The St. Louis County Planning Commission is asking potential new storage facilities to create better-looking designs in unincorporated areas of the county, and the developer of a self-storage facility proposed on Gravois Road has largely agreed to the new standards.
The county planning panel voted unanimously April 21 to send a letter of recommendation to the County Council for Dan Wagner’s Gravois Self-Storage facility, a 120,000-square-foot building proposed at 11411 and 11431 Gravois Road.
Wagner, who has never built a self-storage site before, revised his site development plan and architectural elevations to mostly match the recommendations for a better-looking building that county planners voted to recommend March 8.
The bill was slated for introduction at the County Council meeting Tuesday, after The Call went to press, by 5th District Councilwoman Lisa Clancy, D-Maplewood.
Architects came back with “significant improvements” on the original design to meet the standards required by the county, planner Jacob Trimble said. The county is requiring a facade of brick and metal panels with faux doors to add visual interest, instead of just a warehouse-type building with no windows or doors.
“We thought it would be a much more attractive product and much more emblematic of the types of designs we want to see here in unincorporated St. Louis County,” Trimble said. Although planners will continue to look at drawings and have architectural approval over the final site plans, “we feel (the changes) meet not just the spirit but the letter of requirements that were stipulated.”
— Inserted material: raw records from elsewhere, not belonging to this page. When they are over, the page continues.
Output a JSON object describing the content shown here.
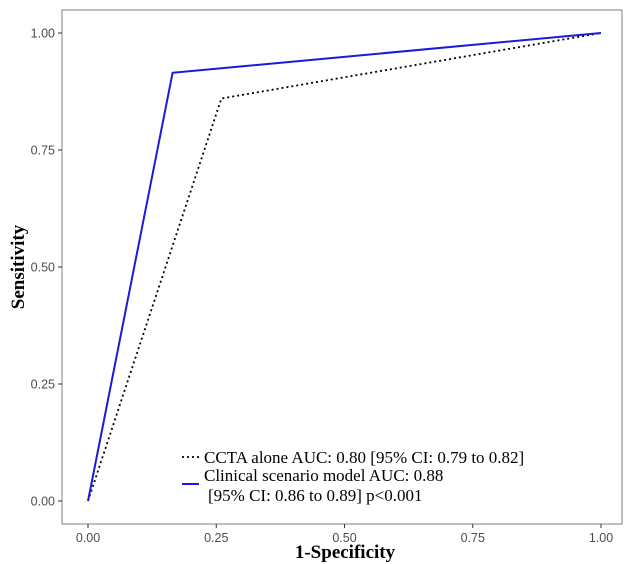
{
  "chart_data": {
    "type": "line",
    "title": "",
    "xlabel": "1-Specificity",
    "ylabel": "Sensitivity",
    "xlim": [
      0,
      1
    ],
    "ylim": [
      0,
      1
    ],
    "x_ticks": [
      "0.00",
      "0.25",
      "0.50",
      "0.75",
      "1.00"
    ],
    "y_ticks": [
      "0.00",
      "0.25",
      "0.50",
      "0.75",
      "1.00"
    ],
    "grid": false,
    "legend_position": "bottom-center",
    "series": [
      {
        "name": "CCTA alone AUC: 0.80 [95% CI: 0.79 to 0.82]",
        "color": "#000000",
        "style": "dotted",
        "x": [
          0,
          0.26,
          1.0
        ],
        "y": [
          0,
          0.86,
          1.0
        ]
      },
      {
        "name": "Clinical scenario model AUC: 0.88",
        "name_line2": "[95% CI: 0.86 to 0.89] p<0.001",
        "color": "#1a1adb",
        "style": "solid",
        "x": [
          0,
          0.165,
          1.0
        ],
        "y": [
          0,
          0.915,
          1.0
        ]
      }
    ]
  }
}
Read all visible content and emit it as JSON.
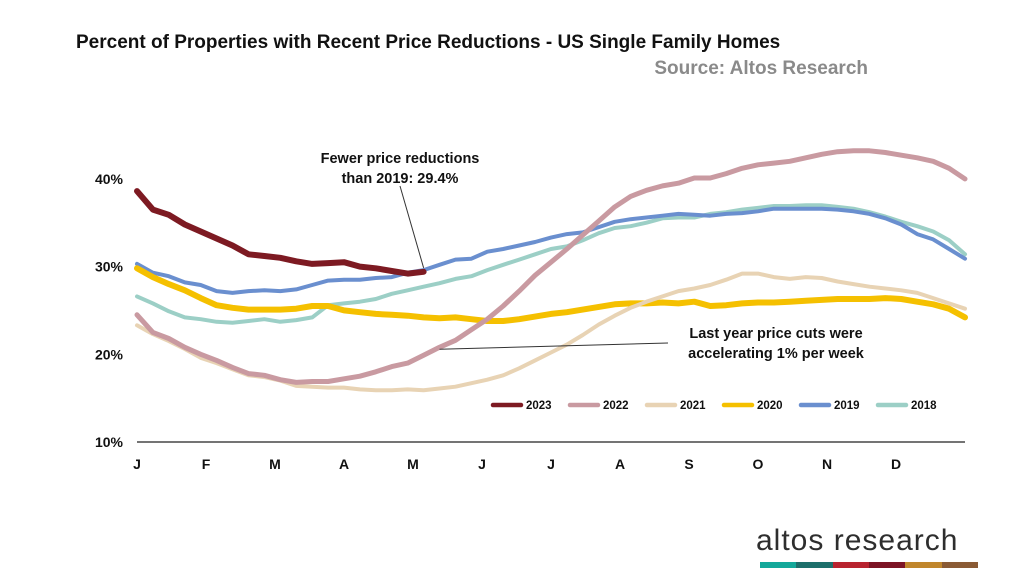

Wagner “significantly expanded” the landscaping buffers in the plan beyond the 15 feet and 24 feet proposed in the original proposal. The additional landscaping around the building and the buffers meets the new recommendation.
The major point on which developers and planners differed was whether to allow loading only in the back or sides of the building, as the county wanted. But the developer said that the front-loading that would happen under a covered roof was not really in front of the building because it was under a covered part of the building. Changing the way that was designed could restrict the turning radius of trucks and the grading of the site.
“They made it very clear that this is actually an integral part of the structure — this is not a covered parking area, it’s actually an integral part of the structure,” Trimble said, adding, “All loading is internal to the site, to leave the general footprint of the structure” and after talking with developers, “staff understood better about what they had proposed, and because everything was internal we felt that was appropriate.”